U’s writing revamped

Come July, undergrads will face higher expectations for their writing skills.

Karlee Weinmann

This semester will be the last for composition courses as students know them, but the University hasn’t written off writing requirements altogether.

Beginning July 1, a new campuswide writing initiative will be set in motion with the launch of the department of Writing Studies. The new College of Liberal Arts unit aims to improve undergraduate writing across all University departments.

Rhetoric and composition will merge into the new department, which will also offer a degree in technical communications.

In 2005, one of 35 task forces created to help with strategic positioning was designed to look specifically at undergraduate programs and potential enhancements that could allow greater levels of student success in writing.

First-year writing

Laura Gurak, professor and co-chair of the Task Force on Undergraduate Writing who will serve as the department chair for the department of writing, said the first-year composition requirement was a point of focus from the outset.

The departments of rhetoric, English and postsecondary teaching and learning offered courses that fulfilled this requirement.

“We really ought to pull together all three versions of freshman writing and try to do something a little bit better Ö so that students can have a consistent experience across the courses,” she said.

The task force recommended the integration of these separate departments and moved for no more exemptions from first-year composition courses for students who score highly on an index based on standardized test scores and high school grades.

Students earning University credit based on composition-based Advanced Placement or International Baccalaureate tests will remain unaffected by the changes.

First-year students will begin seeing changes in fall, when the composition courses offered become more narrowly focused, said Tom Reynolds, assistant PSTL professor and incoming director of first-year writing.

Students will be placed in one of three 1000-level courses based on their high school English grades, ACT or SAT verbal and writing scores.

“The idea is that students are placed in appropriate courses that are challenging based on what they’ve demonstrated so far,” he said.

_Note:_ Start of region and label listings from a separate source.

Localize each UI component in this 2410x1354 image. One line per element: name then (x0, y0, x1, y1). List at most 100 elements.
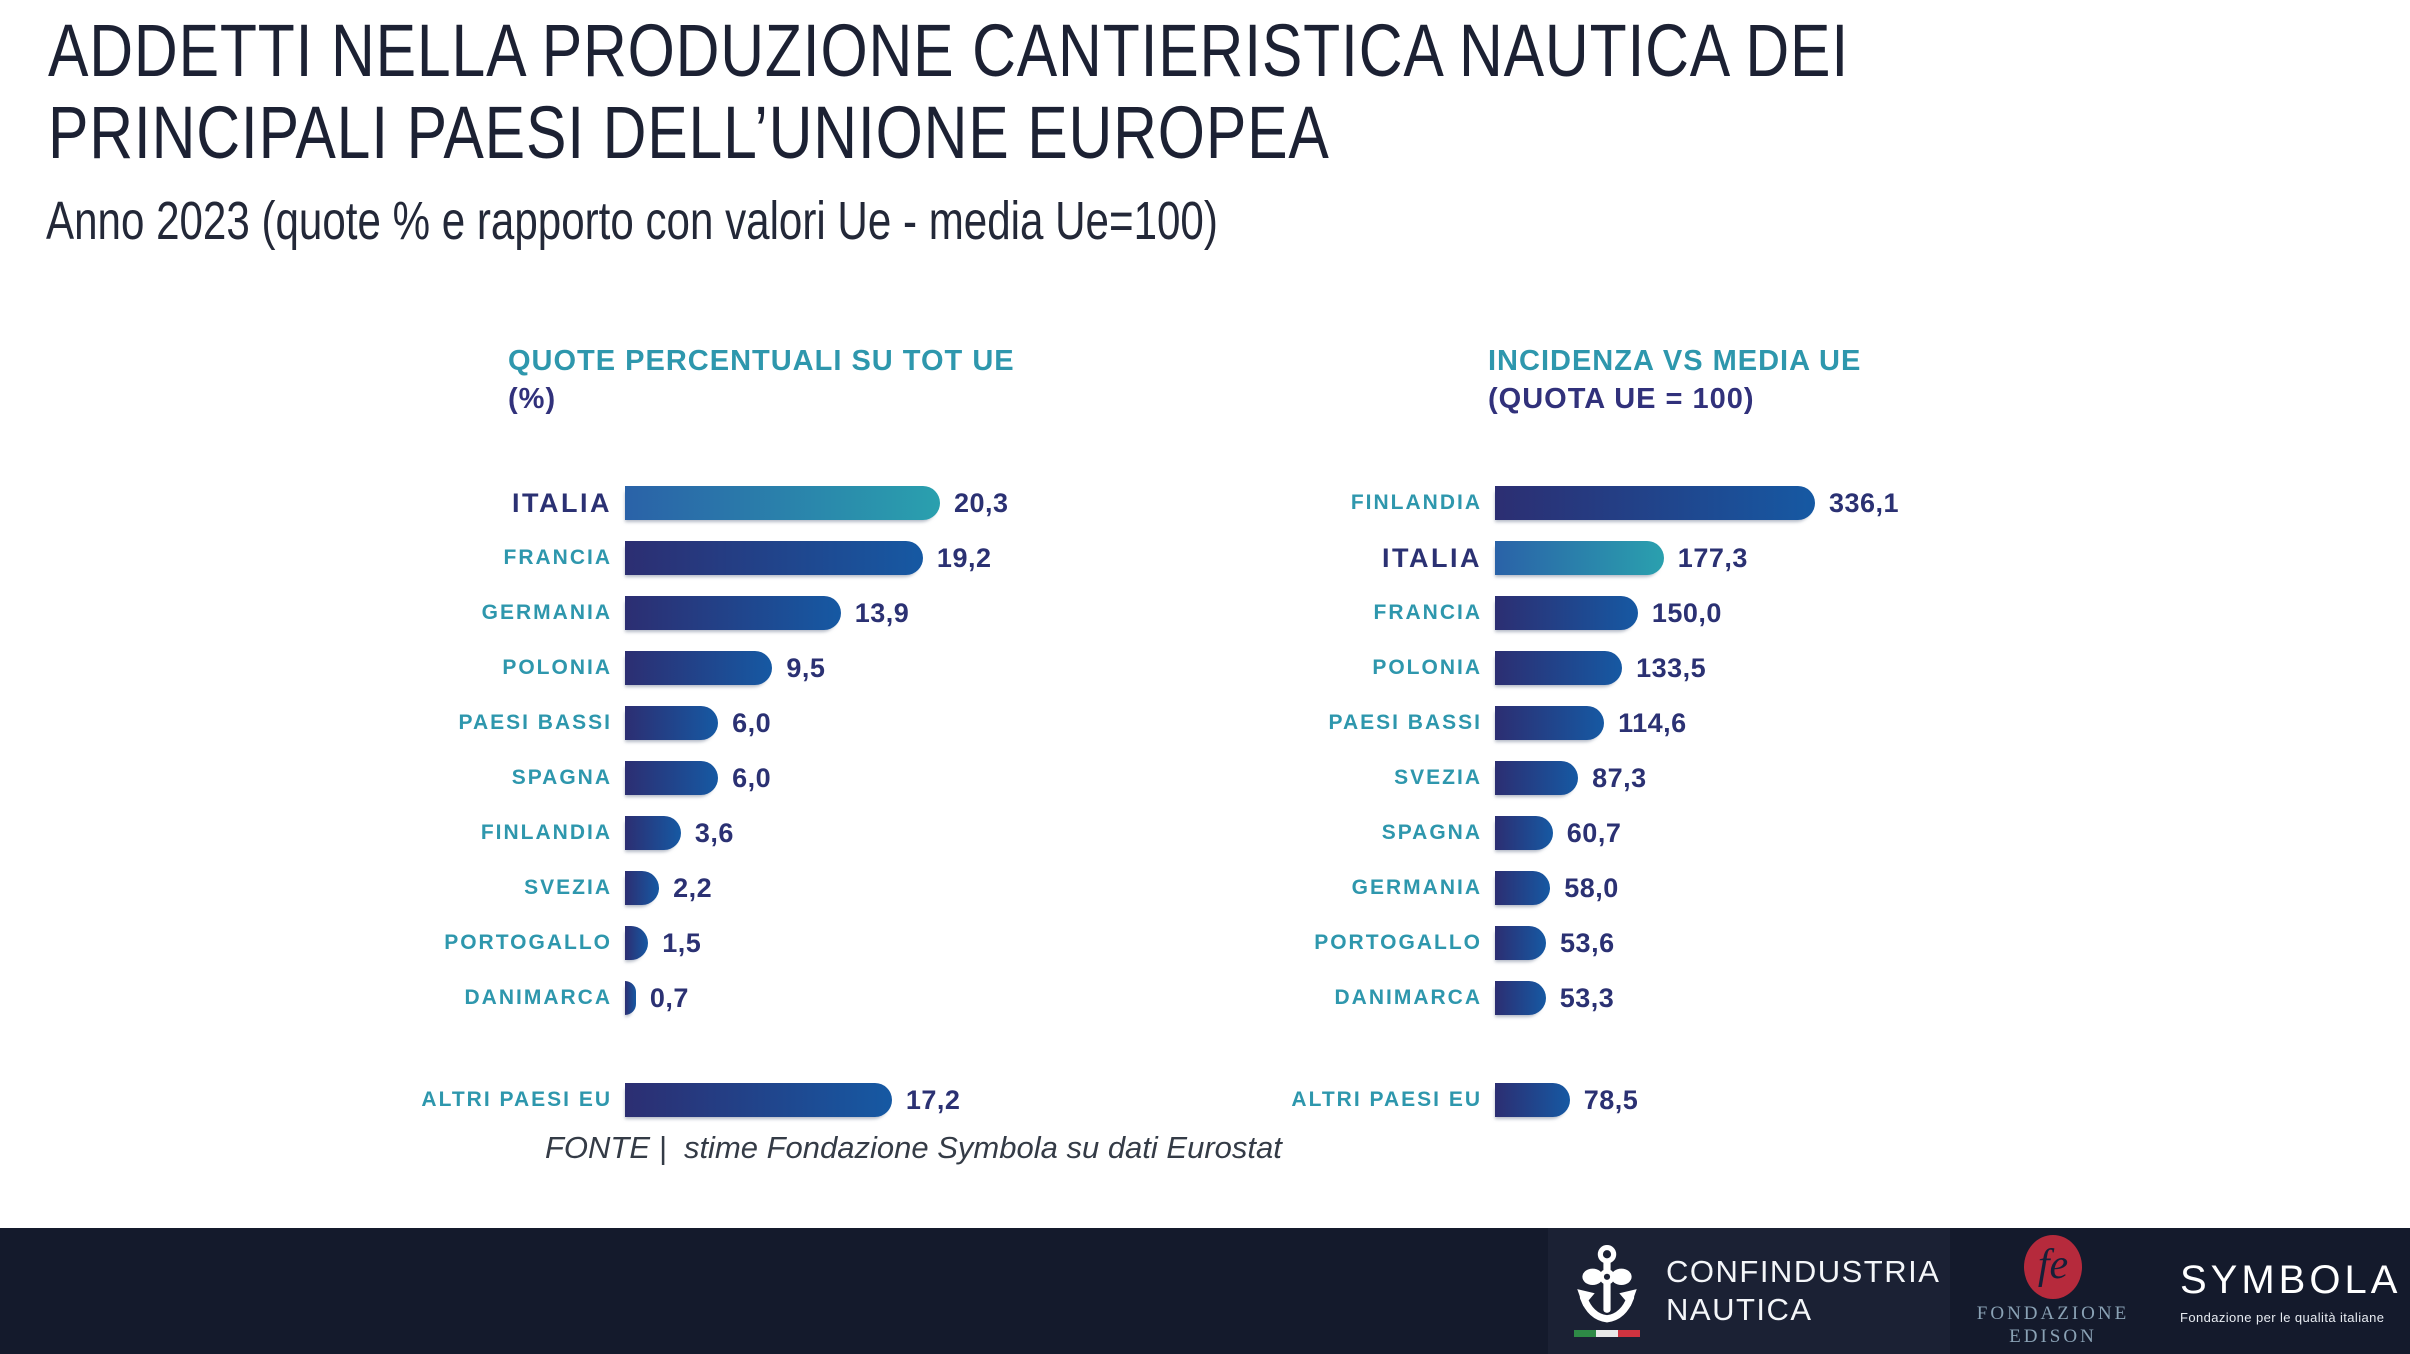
country-label: GERMANIA (1351, 876, 1482, 899)
bar (625, 706, 719, 740)
country-label: SPAGNA (1381, 821, 1482, 844)
bar-row: FRANCIA 19,2 (412, 541, 1009, 575)
confindustria-line2: NAUTICA (1666, 1292, 1813, 1327)
bar (1495, 706, 1605, 740)
confindustria-nautica-wordmark: CONFINDUSTRIA NAUTICA (1666, 1253, 1940, 1329)
country-label: POLONIA (502, 656, 612, 679)
country-label: ALTRI PAESI EU (1291, 1088, 1482, 1111)
symbola-logo: SYMBOLA Fondazione per le qualità italia… (2180, 1228, 2405, 1354)
page-title: ADDETTI NELLA PRODUZIONE CANTIERISTICA N… (48, 10, 2196, 174)
bar (1495, 926, 1547, 960)
symbola-tagline: Fondazione per le qualità italiane (2180, 1309, 2385, 1325)
country-label: FRANCIA (503, 546, 612, 569)
edison-oval-icon: fe (2024, 1234, 2082, 1299)
bar (625, 761, 719, 795)
source-note: FONTE | stime Fondazione Symbola su dati… (545, 1130, 1282, 1165)
country-label: ITALIA (1382, 542, 1482, 573)
bar (625, 1083, 892, 1117)
bar-rows: ITALIA 20,3 FRANCIA 19,2 GERMANIA 13,9 POLONIA… (412, 486, 1009, 1117)
bar-row: ITALIA 20,3 (412, 486, 1009, 520)
bar-row: DANIMARCA 53,3 (1282, 981, 1899, 1015)
bar (1495, 486, 1815, 520)
bar-row: SVEZIA 87,3 (1282, 761, 1899, 795)
edison-monogram: fe (2037, 1241, 2069, 1288)
country-label: FINLANDIA (480, 821, 612, 844)
bar (625, 816, 681, 850)
page-subtitle: Anno 2023 (quote % e rapporto con valori… (46, 191, 1218, 251)
bar (1495, 651, 1623, 685)
right-chart-unit: (QUOTA UE = 100) (1488, 383, 1755, 415)
bar (625, 596, 841, 630)
bar-row: ALTRI PAESI EU 17,2 (412, 1083, 1009, 1117)
left-chart-header: QUOTE PERCENTUALI SU TOT UE (%) (508, 342, 1015, 418)
bar (1495, 541, 1664, 575)
value-label: 177,3 (1677, 542, 1748, 573)
bar (1495, 816, 1553, 850)
value-label: 53,6 (1560, 927, 1615, 958)
edison-wordmark: FONDAZIONE EDISON (1977, 1302, 2129, 1348)
edison-line1: FONDAZIONE (1976, 1302, 2130, 1324)
country-label: ITALIA (512, 487, 612, 518)
country-label: FRANCIA (1373, 601, 1482, 624)
bar-row: FINLANDIA 3,6 (412, 816, 1009, 850)
country-label: PORTOGALLO (1314, 931, 1482, 954)
bar-row: FRANCIA 150,0 (1282, 596, 1899, 630)
anchor-propeller-icon (1574, 1245, 1640, 1337)
country-label: SVEZIA (524, 876, 612, 899)
bar-row: PORTOGALLO 53,6 (1282, 926, 1899, 960)
value-label: 58,0 (1564, 872, 1619, 903)
value-label: 3,6 (694, 817, 734, 848)
bar-row: PORTOGALLO 1,5 (412, 926, 1009, 960)
bar-row: PAESI BASSI 6,0 (412, 706, 1009, 740)
row-gap (412, 1036, 1009, 1083)
country-label: SPAGNA (511, 766, 612, 789)
confindustria-nautica-logo: CONFINDUSTRIA NAUTICA (1548, 1228, 1950, 1354)
country-label: PAESI BASSI (458, 711, 612, 734)
bar (1495, 981, 1546, 1015)
value-label: 13,9 (854, 597, 910, 628)
page-title-line2: PRINCIPALI PAESI DELL’UNIONE EUROPEA (48, 91, 1330, 174)
value-label: 53,3 (1559, 982, 1615, 1013)
bar-row: ALTRI PAESI EU 78,5 (1282, 1083, 1899, 1117)
country-label: PORTOGALLO (444, 931, 612, 954)
bar-row: GERMANIA 58,0 (1282, 871, 1899, 905)
country-label: ALTRI PAESI EU (421, 1088, 612, 1111)
bar-row: POLONIA 133,5 (1282, 651, 1899, 685)
country-label: FINLANDIA (1350, 491, 1482, 514)
value-label: 19,2 (936, 542, 992, 573)
bar-row: GERMANIA 13,9 (412, 596, 1009, 630)
bar-row: SPAGNA 6,0 (412, 761, 1009, 795)
left-chart-unit: (%) (508, 383, 557, 415)
confindustria-line1: CONFINDUSTRIA (1666, 1254, 1941, 1289)
value-label: 20,3 (954, 487, 1009, 518)
value-label: 87,3 (1592, 762, 1647, 793)
bar (625, 651, 773, 685)
bar (625, 871, 660, 905)
bar (625, 981, 636, 1015)
value-label: 150,0 (1651, 597, 1722, 628)
value-label: 336,1 (1829, 487, 1900, 518)
bar-row: SPAGNA 60,7 (1282, 816, 1899, 850)
value-label: 17,2 (905, 1084, 961, 1115)
country-label: GERMANIA (481, 601, 612, 624)
country-label: PAESI BASSI (1328, 711, 1482, 734)
country-label: DANIMARCA (1334, 986, 1482, 1009)
bar-row: PAESI BASSI 114,6 (1282, 706, 1899, 740)
bar-row: FINLANDIA 336,1 (1282, 486, 1899, 520)
value-label: 2,2 (673, 872, 713, 903)
value-label: 1,5 (662, 927, 702, 958)
bar (1495, 871, 1551, 905)
value-label: 114,6 (1618, 707, 1687, 738)
symbola-wordmark: SYMBOLA (2180, 1257, 2402, 1302)
bar-row: POLONIA 9,5 (412, 651, 1009, 685)
right-chart-header: INCIDENZA VS MEDIA UE (QUOTA UE = 100) (1488, 342, 1861, 418)
left-chart-title: QUOTE PERCENTUALI SU TOT UE (508, 345, 1015, 377)
bar (1495, 596, 1638, 630)
footer-bar: CONFINDUSTRIA NAUTICA fe FONDAZIONE EDIS… (0, 1228, 2410, 1354)
right-bar-chart: FINLANDIA 336,1 ITALIA 177,3 FRANCIA 150,0 POL… (1282, 486, 1899, 1138)
row-gap (1282, 1036, 1899, 1083)
bar (625, 926, 649, 960)
value-label: 9,5 (786, 652, 826, 683)
italian-flag-icon (1574, 1330, 1640, 1337)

Courses in the Writing Studies program listed as WRIT 1201, 1301 and 1401 will comprise the department’s offerings, with 1201 being an introduction to college writing and 1401 for students scoring exceptionally well based on placement criteria. Reynolds said the bulk of students will be enrolled in 1301.

“First-year writing is the lynchpin of what happens next,” Reynolds said. “This had to happen first, but the vision is one formed not just through first-year programs, but also through upper-division programs.”

Campuswide writing

The task force looked at revamping writing across all undergraduate programs in hopes of creating a more cohesive, consistent experience resulting in greater composition skill.

“We’ve done a really good job with writing intensive (requirements), but we’re ready to take the next big step and try to do it in a more integrated way,” Gurak said.

Already enrolled students will be unaffected by new measures right away, but can expect to see more emphasis placed on writing throughout fields of study. Current writing intensive requirements will likely be phased out over the next several years, but details are limited.

On Monday, individual departments began meeting with affiliates of the new writing initiative to develop ways to broaden the presence and importance of writing across curriculum. Mechanical engineering, a field not typically associated with composition, is the first department to volunteer its involvement in the process.

“Within a couple of years, we hope to have worked with enough departments to look at what this new model really looks like and be able to see if it works,” Gurak said.

Pamela Flash, associate director for the Center for Writing, also serves as director for Writing Across the Curriculum, the group planning to incorporate writing in all fields of study.

Flash applied for a $1 million grant to put toward efforts like buyouts that would afford University officials the time to thoroughly prepare and work through initiatives sooner.

In March, the grant’s recipient will be chosen, but Flash said the project is not contingent on grant-sponsored resources.

“We’re working toward making writing more meaningfully integrated into curriculums,” she said. “No matter what happens with (the grant), that’s where we’re heading.”

Effects and expectations

With a universalized approach to writing on campus facing students with more term papers than ever before, the Center for Writing will likely see an upsurge in its usage, said director Kirsten Jamsen, who was also on the task force.

The Center for Writing offers one-on-one, as well as online, consultation for members of the University community in need of help with writing projects.

Three current locations will merge into one in Nicholson Hall this summer, with satellite locations around campus.

“I suspect that we’re going to be busier than we’ve ever been, and we will need additional resources to meet the needs of student writers over time,” Jamsen said. “We’ll probably just continue to grow and there will always be the questions of where does (our funding) come from, and do we have enough space to accommodate?”

About 6,000 people per year pay visits for writing help.

Students like Erica Delin anticipate an increase in workload as well. Delin, a biomedical engineering junior, said she is opposed to writing beyond weekly lab reports.

“If they add to that, it would make our lives even more difficult,” she said. “In general, it’s a good idea for incoming freshmen to get into college writing, but looking at the curriculum and the assignments I have to do, it’s just a requirement to fill.”